AverageFn is a custom CombineFn (a Beam class for combining values) that calculates the average of a collection of numbers.

    1. create_accumulator(self): Initializes the accumulator as a tuple (sum, count), where sum is 0.0 and count is 0.

    2. add_input(self, sum_count, input): Updates the accumulator by adding the new input to the sum and incrementing the count.

    3. merge_accumulators(self, accumulators): Merges multiple accumulators from parallel processing. It sums up all individual sums and counts.

    4. extract_output(self, sum_count): Computes the average by dividing sum by count. Returns NaN if the count is zero.

In [None]:
class AverageFn(beam.CombineFn):
  
  def create_accumulator(self):
     return (0.0, 0)   # initialize (sum, count)

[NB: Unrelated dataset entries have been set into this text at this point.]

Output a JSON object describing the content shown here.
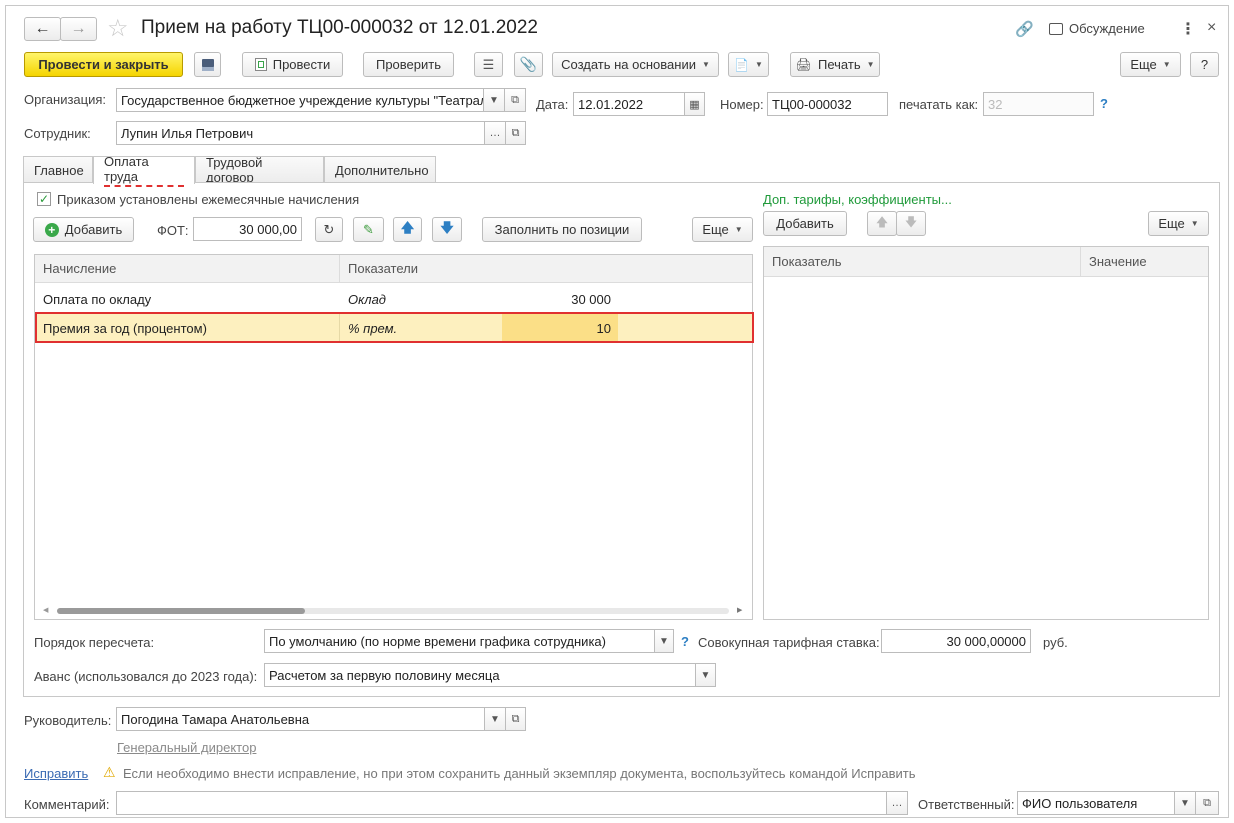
{
  "window": {
    "title": "Прием на работу ТЦ00-000032 от 12.01.2022",
    "discussion_label": "Обсуждение"
  },
  "toolbar": {
    "post_close": "Провести и закрыть",
    "post": "Провести",
    "check": "Проверить",
    "create_based": "Создать на основании",
    "print": "Печать",
    "more": "Еще",
    "help": "?"
  },
  "header": {
    "org_label": "Организация:",
    "org_value": "Государственное бюджетное учреждение культуры \"Театрал",
    "date_label": "Дата:",
    "date_value": "12.01.2022",
    "number_label": "Номер:",
    "number_value": "ТЦ00-000032",
    "print_as_label": "печатать как:",
    "print_as_placeholder": "32",
    "employee_label": "Сотрудник:",
    "employee_value": "Лупин Илья Петрович"
  },
  "tabs": [
    {
      "label": "Главное"
    },
    {
      "label": "Оплата труда"
    },
    {
      "label": "Трудовой договор"
    },
    {
      "label": "Дополнительно"
    }
  ],
  "pay": {
    "monthly_checkbox": "Приказом установлены ежемесячные начисления",
    "add": "Добавить",
    "fot_label": "ФОТ:",
    "fot_value": "30 000,00",
    "fill_by_position": "Заполнить по позиции",
    "more": "Еще",
    "columns": [
      "Начисление",
      "Показатели"
    ],
    "rows": [
      {
        "name": "Оплата по окладу",
        "indicator": "Оклад",
        "value": "30 000"
      },
      {
        "name": "Премия за год (процентом)",
        "indicator": "% прем.",
        "value": "10"
      }
    ]
  },
  "tariffs": {
    "link": "Доп. тарифы, коэффициенты...",
    "add": "Добавить",
    "more": "Еще",
    "columns": [
      "Показатель",
      "Значение"
    ]
  },
  "recalc": {
    "label": "Порядок пересчета:",
    "value": "По умолчанию (по норме времени графика сотрудника)",
    "total_rate_label": "Совокупная тарифная ставка:",
    "total_rate_value": "30 000,00000",
    "currency": "руб."
  },
  "advance": {
    "label": "Аванс (использовался до 2023 года):",
    "value": "Расчетом за первую половину месяца"
  },
  "footer": {
    "head_label": "Руководитель:",
    "head_value": "Погодина Тамара Анатольевна",
    "head_position": "Генеральный директор",
    "fix_link": "Исправить",
    "fix_hint": "Если необходимо внести исправление, но при этом сохранить данный экземпляр документа, воспользуйтесь командой Исправить",
    "comment_label": "Комментарий:",
    "responsible_label": "Ответственный:",
    "responsible_value": "ФИО пользователя"
  },
  "colors": {
    "primary_button": "#f5d400",
    "highlight_row": "#fdf0bf",
    "selection_border": "#e03030",
    "link": "#3b6bb3",
    "green_link": "#1f9a3a"
  }
}
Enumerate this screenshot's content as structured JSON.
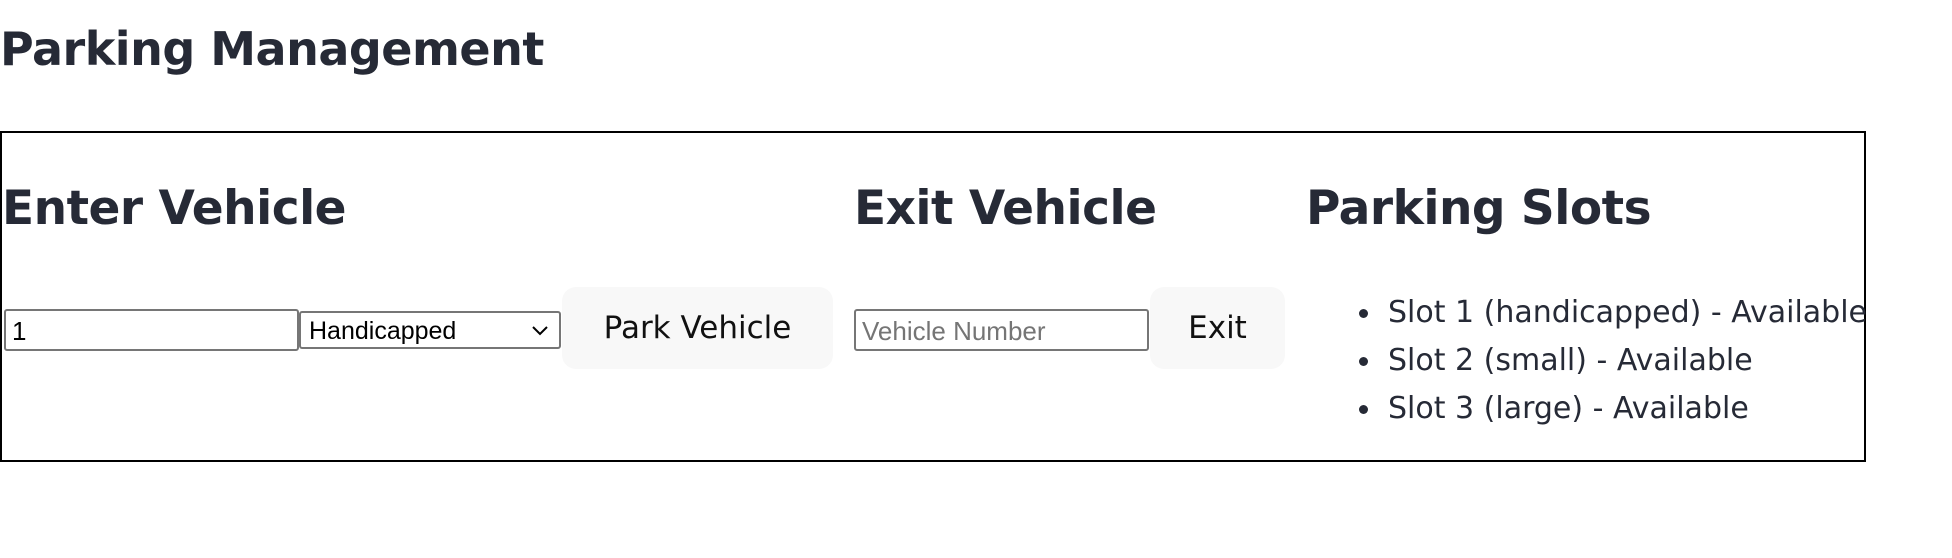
{
  "page": {
    "title": "Parking Management"
  },
  "enter": {
    "heading": "Enter Vehicle",
    "vehicle_input_value": "1",
    "slot_type_selected": "Handicapped",
    "park_button_label": "Park Vehicle"
  },
  "exit": {
    "heading": "Exit Vehicle",
    "vehicle_input_value": "",
    "vehicle_input_placeholder": "Vehicle Number",
    "exit_button_label": "Exit"
  },
  "slots": {
    "heading": "Parking Slots",
    "items": [
      {
        "label": "Slot 1 (handicapped) - Available"
      },
      {
        "label": "Slot 2 (small) - Available"
      },
      {
        "label": "Slot 3 (large) - Available"
      }
    ]
  },
  "icons": {
    "select_chevron": "chevron-down-icon"
  },
  "colors": {
    "text": "#262a36",
    "button_bg": "#f8f8f8",
    "panel_border": "#000000"
  }
}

  def add_input(self, sum_count, input):
    (sum, count) = sum_count
    return sum + input, count + 1

  def merge_accumulators(self, accumulators):
    
    ind_sums, ind_counts = zip(*accumulators)       # zip - [(27, 3), (39, 3), (18, 2)]  -->   [(27,39,18), (3,3,2)]
    return sum(ind_sums), sum(ind_counts)        # (84,8)

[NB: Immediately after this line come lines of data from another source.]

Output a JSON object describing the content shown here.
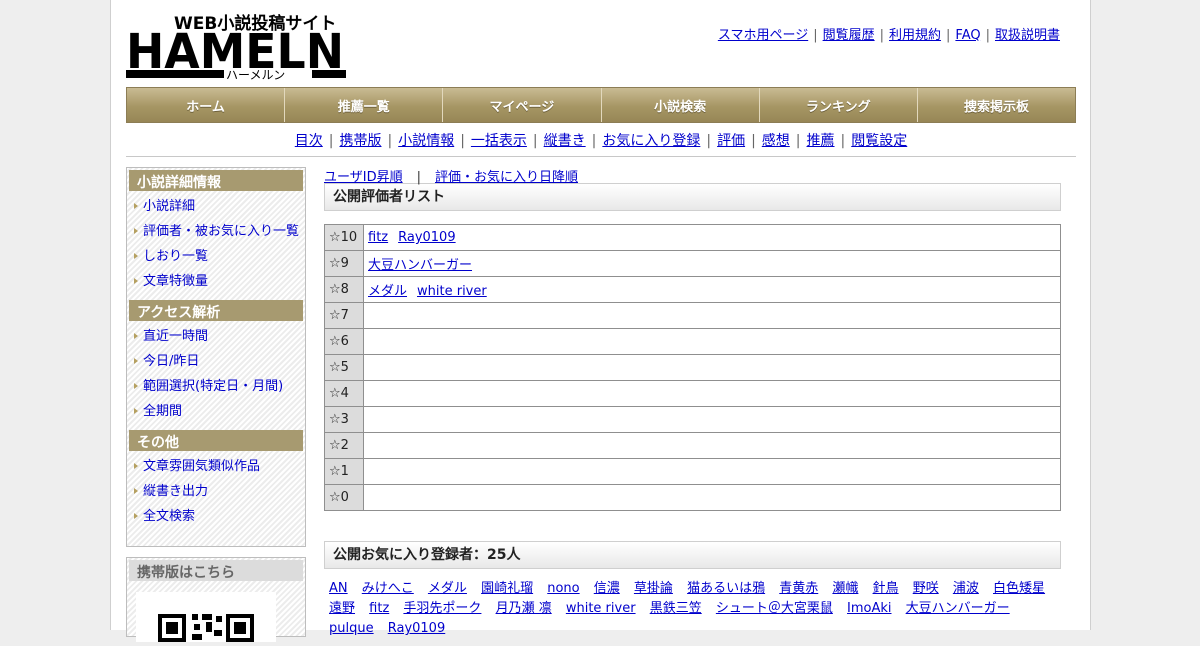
{
  "header": {
    "logo_main": "HAMELN",
    "logo_tag": "WEB小説投稿サイト",
    "logo_kana": "ハーメルン",
    "top_links": [
      "スマホ用ページ",
      "閲覧履歴",
      "利用規約",
      "FAQ",
      "取扱説明書"
    ]
  },
  "global_nav": [
    "ホーム",
    "推薦一覧",
    "マイページ",
    "小説検索",
    "ランキング",
    "捜索掲示板"
  ],
  "sub_nav": [
    "目次",
    "携帯版",
    "小説情報",
    "一括表示",
    "縦書き",
    "お気に入り登録",
    "評価",
    "感想",
    "推薦",
    "閲覧設定"
  ],
  "sidebar": {
    "sections": [
      {
        "title": "小説詳細情報",
        "items": [
          "小説詳細",
          "評価者・被お気に入り一覧",
          "しおり一覧",
          "文章特徴量"
        ]
      },
      {
        "title": "アクセス解析",
        "items": [
          "直近一時間",
          "今日/昨日",
          "範囲選択(特定日・月間)",
          "全期間"
        ]
      },
      {
        "title": "その他",
        "items": [
          "文章雰囲気類似作品",
          "縦書き出力",
          "全文検索"
        ]
      }
    ],
    "mobile_title": "携帯版はこちら"
  },
  "main": {
    "sort_links": [
      "ユーザID昇順",
      "評価・お気に入り日降順"
    ],
    "sort_separator": "|",
    "raters_title": "公開評価者リスト",
    "raters": [
      {
        "star": "☆10",
        "users": [
          "fitz",
          "Ray0109"
        ]
      },
      {
        "star": "☆9",
        "users": [
          "大豆ハンバーガー"
        ]
      },
      {
        "star": "☆8",
        "users": [
          "メダル",
          "white river"
        ]
      },
      {
        "star": "☆7",
        "users": []
      },
      {
        "star": "☆6",
        "users": []
      },
      {
        "star": "☆5",
        "users": []
      },
      {
        "star": "☆4",
        "users": []
      },
      {
        "star": "☆3",
        "users": []
      },
      {
        "star": "☆2",
        "users": []
      },
      {
        "star": "☆1",
        "users": []
      },
      {
        "star": "☆0",
        "users": []
      }
    ],
    "favorites_title": "公開お気に入り登録者：25人",
    "favorites": [
      "AN",
      "みけへこ",
      "メダル",
      "園崎礼瑠",
      "nono",
      "信濃",
      "草掛論",
      "猫あるいは鴉",
      "青黄赤",
      "瀬幟",
      "針鳥",
      "野咲",
      "浦波",
      "白色矮星",
      "遠野",
      "fitz",
      "手羽先ポーク",
      "月乃瀬 凛",
      "white river",
      "黒鉄三笠",
      "シュート＠大宮栗鼠",
      "ImoAki",
      "大豆ハンバーガー",
      "pulque",
      "Ray0109"
    ]
  },
  "colors": {
    "nav_gold": "#a69664",
    "sidebar_head": "#a79a70",
    "link": "#0000cc"
  }
}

  def extract_output(self, sum_count):    
    
    (sum, count) = sum_count    # combine globally using CombineFn
    return sum / count if count else float('NaN')

##### 3. Apply the CombineGlobally Transformation

1. beam.Create([15,5,7,7,9,23,13,5]): Creates a PCollection (a distributed collection of data) from the list of numbers.

2. "Combine Globally" >> beam.CombineGlobally(AverageFn()): Applies the AverageFn to the entire PCollection to compute the average. CombineGlobally is used to aggregate the entire collection into a single result.

3. 'Write results' >> beam.io.WriteToText('Result/combine'): Writes the result of the computation to a text file named 'data/combine'.

In [2]:
small_sum = (
           p 
            | beam.Create([15,5,7,7,9,23,13,5])
            | "Combine Globally" >> beam.CombineGlobally(AverageFn()) 
            | 'Write results' >> beam.io.WriteToText('Result/combine')
          )
p.run()



<apache_beam.runners.portability.fn_api_runner.fn_runner.RunnerResult at 0x1a0a05dadf0>